Hypergravity and more…..

 

I remember our first brainstorms about muscle adaptation to load. Not long before that moment, astronauts had walked on the surface of the moon where gravity is much lower than on Earth, (Earth: 9.81 M.sec2 = 1G; Moon: 1,62 M/sec2 0.2G).
So we discussed what the consequences would be for sports performances being performed on the moon instead of on earth e.g. further and higher jumps and further throws. Then the subject shifted to what would be the consequences for training on the moon like going there on a training camp for a few weeks, and come back to earth and compete.

I kind of forgot about this discussion but my conversation partner did not. It was the late Dr. Carmelo Bosco, at that time scientific consultant to the Italian Track and Field Federation and I considered him my mentor.
A few years later he published research articles about hypergravity training: he looked at the effects on the neuro-muscular system while continuously being exposed to slightly higher loads. He did this by having the athlete wearing a weight vest of 13% of their bodyweight during the day over a period of three weeks, excluding sleep and normal training.

Suppose you do squats with 2 times your body weight, so total 1G+2G = 3 G. And you perform 4 sets of 10 reps, total 40 reps. You might perform the squat in 3 seconds, going down and coming up again. Now 40 reps times 3 seconds = 120 seconds, or 2 minutes times 3 G = 6 Gminutes, this is the total load for your anti-gravity muscles or extensors. You can compare this to „time-under tension“.
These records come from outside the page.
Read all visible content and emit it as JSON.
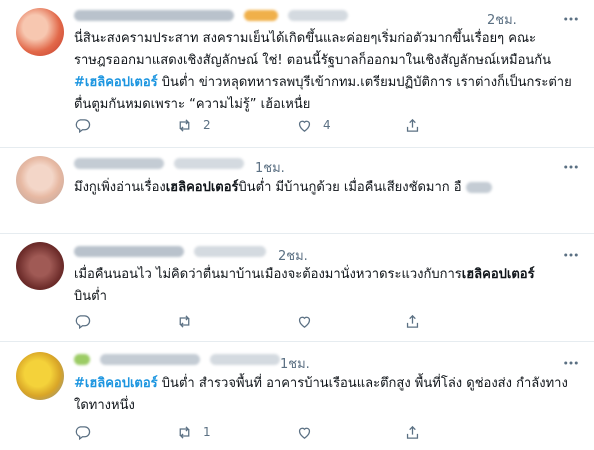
{
  "tweets": [
    {
      "time": "2ชม.",
      "text_before": "นี่สินะสงครามประสาท สงครามเย็นได้เกิดขึ้นและค่อยๆเริ่มก่อตัวมากขึ้นเรื่อยๆ คณะราษฎรออกมาแสดงเชิงสัญลักษณ์ ใช่! ตอนนี้รัฐบาลก็ออกมาในเชิงสัญลักษณ์เหมือนกัน ",
      "hashtag": "#เฮลิคอปเตอร์",
      "text_after": " บินต่ำ ข่าวหลุดทหารลพบุรีเข้ากทม.เตรียมปฏิบัติการ เราต่างก็เป็นกระต่ายตื่นตูมกันหมดเพราะ “ความไม่รู้” เฮ้อเหนื่ย",
      "retweets": "2",
      "likes": "4"
    },
    {
      "time": "1ชม.",
      "text_before": "มึงกูเพิ่งอ่านเรื่อง",
      "bold": "เฮลิคอปเตอร์",
      "text_after": "บินต่ำ มีบ้านกูด้วย เมื่อคืนเสียงชัดมาก อื"
    },
    {
      "time": "2ชม.",
      "text_before": "เมื่อคืนนอนไว ไม่คิดว่าตื่นมาบ้านเมืองจะต้องมานั่งหวาดระแวงกับการ",
      "bold": "เฮลิคอปเตอร์",
      "text_after": "บินต่ำ"
    },
    {
      "time": "1ชม.",
      "hashtag": "#เฮลิคอปเตอร์",
      "text_after": " บินต่ำ สำรวจพื้นที่ อาคารบ้านเรือนและตึกสูง พื้นที่โล่ง ดูช่องส่ง กำลังทางใดทางหนึ่ง",
      "retweets": "1"
    }
  ],
  "icon_color": "#5b7083",
  "hashtag_color": "#1b95e0"
}
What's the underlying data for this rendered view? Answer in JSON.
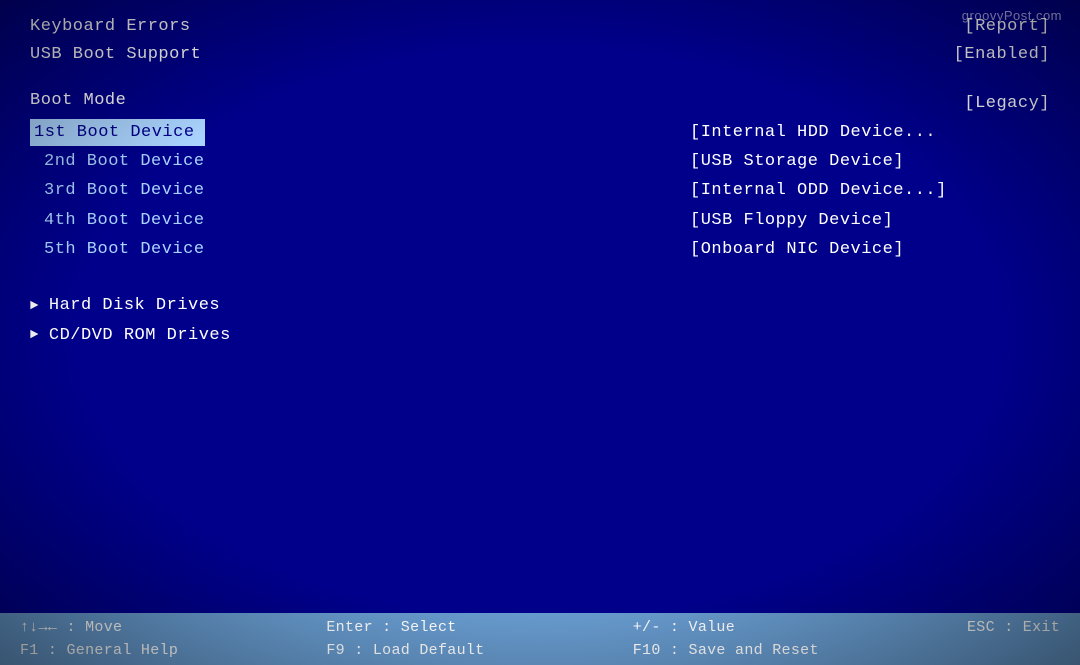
{
  "watermark": "groovyPost.com",
  "top_section": {
    "rows": [
      {
        "label": "Keyboard Errors",
        "value": "[Report]"
      },
      {
        "label": "USB Boot Support",
        "value": "[Enabled]"
      }
    ]
  },
  "boot_mode": {
    "label": "Boot Mode",
    "value": "[Legacy]"
  },
  "boot_devices": [
    {
      "label": "1st Boot Device",
      "value": "[Internal HDD Device..."
    },
    {
      "label": "2nd Boot Device",
      "value": "[USB Storage Device]"
    },
    {
      "label": "3rd Boot Device",
      "value": "[Internal ODD Device...]"
    },
    {
      "label": "4th Boot Device",
      "value": "[USB Floppy Device]"
    },
    {
      "label": "5th Boot Device",
      "value": "[Onboard NIC Device]"
    }
  ],
  "submenu_items": [
    {
      "label": "Hard Disk Drives"
    },
    {
      "label": "CD/DVD ROM Drives"
    }
  ],
  "bottom_bar": {
    "col1_line1": "↑↓→← : Move",
    "col1_line2": "F1 : General Help",
    "col2_line1": "Enter : Select",
    "col2_line2": "F9 : Load Default",
    "col3_line1": "+/- : Value",
    "col3_line2": "F10 : Save and Reset",
    "col4_line1": "ESC : Exit",
    "col4_line2": ""
  }
}
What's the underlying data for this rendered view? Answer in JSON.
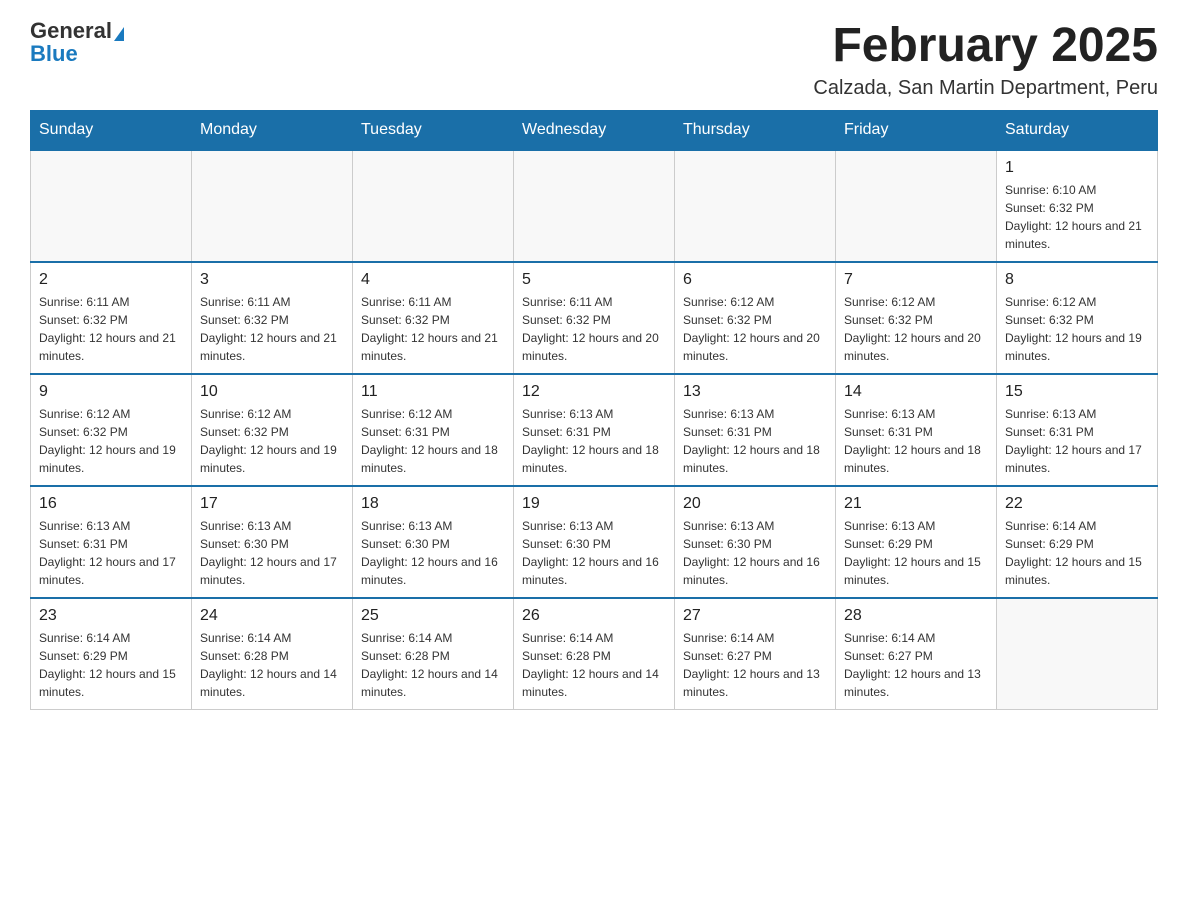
{
  "header": {
    "logo_general": "General",
    "logo_blue": "Blue",
    "month_title": "February 2025",
    "location": "Calzada, San Martin Department, Peru"
  },
  "days_of_week": [
    "Sunday",
    "Monday",
    "Tuesday",
    "Wednesday",
    "Thursday",
    "Friday",
    "Saturday"
  ],
  "weeks": [
    [
      {
        "day": "",
        "info": ""
      },
      {
        "day": "",
        "info": ""
      },
      {
        "day": "",
        "info": ""
      },
      {
        "day": "",
        "info": ""
      },
      {
        "day": "",
        "info": ""
      },
      {
        "day": "",
        "info": ""
      },
      {
        "day": "1",
        "info": "Sunrise: 6:10 AM\nSunset: 6:32 PM\nDaylight: 12 hours and 21 minutes."
      }
    ],
    [
      {
        "day": "2",
        "info": "Sunrise: 6:11 AM\nSunset: 6:32 PM\nDaylight: 12 hours and 21 minutes."
      },
      {
        "day": "3",
        "info": "Sunrise: 6:11 AM\nSunset: 6:32 PM\nDaylight: 12 hours and 21 minutes."
      },
      {
        "day": "4",
        "info": "Sunrise: 6:11 AM\nSunset: 6:32 PM\nDaylight: 12 hours and 21 minutes."
      },
      {
        "day": "5",
        "info": "Sunrise: 6:11 AM\nSunset: 6:32 PM\nDaylight: 12 hours and 20 minutes."
      },
      {
        "day": "6",
        "info": "Sunrise: 6:12 AM\nSunset: 6:32 PM\nDaylight: 12 hours and 20 minutes."
      },
      {
        "day": "7",
        "info": "Sunrise: 6:12 AM\nSunset: 6:32 PM\nDaylight: 12 hours and 20 minutes."
      },
      {
        "day": "8",
        "info": "Sunrise: 6:12 AM\nSunset: 6:32 PM\nDaylight: 12 hours and 19 minutes."
      }
    ],
    [
      {
        "day": "9",
        "info": "Sunrise: 6:12 AM\nSunset: 6:32 PM\nDaylight: 12 hours and 19 minutes."
      },
      {
        "day": "10",
        "info": "Sunrise: 6:12 AM\nSunset: 6:32 PM\nDaylight: 12 hours and 19 minutes."
      },
      {
        "day": "11",
        "info": "Sunrise: 6:12 AM\nSunset: 6:31 PM\nDaylight: 12 hours and 18 minutes."
      },
      {
        "day": "12",
        "info": "Sunrise: 6:13 AM\nSunset: 6:31 PM\nDaylight: 12 hours and 18 minutes."
      },
      {
        "day": "13",
        "info": "Sunrise: 6:13 AM\nSunset: 6:31 PM\nDaylight: 12 hours and 18 minutes."
      },
      {
        "day": "14",
        "info": "Sunrise: 6:13 AM\nSunset: 6:31 PM\nDaylight: 12 hours and 18 minutes."
      },
      {
        "day": "15",
        "info": "Sunrise: 6:13 AM\nSunset: 6:31 PM\nDaylight: 12 hours and 17 minutes."
      }
    ],
    [
      {
        "day": "16",
        "info": "Sunrise: 6:13 AM\nSunset: 6:31 PM\nDaylight: 12 hours and 17 minutes."
      },
      {
        "day": "17",
        "info": "Sunrise: 6:13 AM\nSunset: 6:30 PM\nDaylight: 12 hours and 17 minutes."
      },
      {
        "day": "18",
        "info": "Sunrise: 6:13 AM\nSunset: 6:30 PM\nDaylight: 12 hours and 16 minutes."
      },
      {
        "day": "19",
        "info": "Sunrise: 6:13 AM\nSunset: 6:30 PM\nDaylight: 12 hours and 16 minutes."
      },
      {
        "day": "20",
        "info": "Sunrise: 6:13 AM\nSunset: 6:30 PM\nDaylight: 12 hours and 16 minutes."
      },
      {
        "day": "21",
        "info": "Sunrise: 6:13 AM\nSunset: 6:29 PM\nDaylight: 12 hours and 15 minutes."
      },
      {
        "day": "22",
        "info": "Sunrise: 6:14 AM\nSunset: 6:29 PM\nDaylight: 12 hours and 15 minutes."
      }
    ],
    [
      {
        "day": "23",
        "info": "Sunrise: 6:14 AM\nSunset: 6:29 PM\nDaylight: 12 hours and 15 minutes."
      },
      {
        "day": "24",
        "info": "Sunrise: 6:14 AM\nSunset: 6:28 PM\nDaylight: 12 hours and 14 minutes."
      },
      {
        "day": "25",
        "info": "Sunrise: 6:14 AM\nSunset: 6:28 PM\nDaylight: 12 hours and 14 minutes."
      },
      {
        "day": "26",
        "info": "Sunrise: 6:14 AM\nSunset: 6:28 PM\nDaylight: 12 hours and 14 minutes."
      },
      {
        "day": "27",
        "info": "Sunrise: 6:14 AM\nSunset: 6:27 PM\nDaylight: 12 hours and 13 minutes."
      },
      {
        "day": "28",
        "info": "Sunrise: 6:14 AM\nSunset: 6:27 PM\nDaylight: 12 hours and 13 minutes."
      },
      {
        "day": "",
        "info": ""
      }
    ]
  ]
}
Hypergravity training consists of wearing a weight vest of 13 % of your body weight = let us say 0.1 G, total 1G + 0.1G =1.1 G, but during 14 hours a day, (considering 8 hours of sleep and 2 hours of normal training in which you do not wear the vest). Now 14 hours is 840 minutes times 1.1 G = 924 Gminutes. Approximately 150 times more that doing the squats! What would be the effect for athletes? What do you think?

Dr. Bosco figured it out: great effect on explosive strength and a long retention time, which means that the training effects of a three week hypergravity period last much longer than for any comparable training method.
It’s not the intensity, but the time or duration factor that produced the result. We know this in daily life: if the sun exposure is constant, 5 minutes in the sun won’t do much, but 1 hour in the same sun will give you a tan.

There were a few disadvantages while using this method. First of all the social inconvenience of wearing a bulky vest for 14 hours (but at that time you could still go shopping in busy street without people panicking and calling the police) It was bulky and the mass was centered around the upper body only. While the 13% was OK to wear outside the track or field, training with the 13% extra was not advised due to the excess load on tendons and ligaments. These only adapt slowly to the sudden extra load.

Good news – things changed. We are now working with the same principle but with much better equipment due to better fabrics and materials, no more cotton vests and cramming little sandbags filled with sand or lead pellets in pockets.

Remember the old weight vest?

Now we can work with flat, little weight pads of 50, 100, or 200 grams, easily Velcro’d over all relevant muscle groups: upper arm sleeves, fore arm sleeves, shoulders, upper body front and back, thighs and calves. Not only that, the special fabric also supplies you with compression so more blood will be shifted from the skin and be available for the working muscles.

 

Hypergravity equipment

You can now easily increase and decrease the loads, and place the loads where you want, arm, legs, trunk, not only for hypergravity use, but also for specific strength training. You can move, run, sprint and play while wearing it!

One little snag: be aware of the coaches who will ask for heavier weights i.e. 500 gr pads (the more, the heavier: the better!!). Then the athletes will no longer be able to move properly (think RoboCop) and the movement patterns will be disturbed and injuries will occur.

Bilbiography

Bosco, C: Physiologische Betrachtungen zum Explosivkrafttraining unter Hyperschwerkraft-Bedingungen; Leistungssport, No.2, 1985, pg.19- 24. (in German)

Bosco, C; Rusko, H; Hirvonen, J:The effect of extra-load conditioning on muscle performance in athletes; Med.Science Sports Exerc. Vol.18, No.4, 1986, pg.415-419.

Bosco, C: Adaptive response of human skeletal muscle to simulated hypergravity condition; Acta Physiol.Scand.Vol.124, 1985, pg.507-513.

Bosco, C; Zanon, S; Rusko, H; Dal Monte, A; Belotti, P; Latteri, F; Candeloro, N; Locatelli, E; Azzarro, E; Pozzo, R; Bonomi, S: The influence of extra load on the behavior of skeletal muscle; Eur.J.Appl.Physiol.Vol.53, 1984, pg.149-154.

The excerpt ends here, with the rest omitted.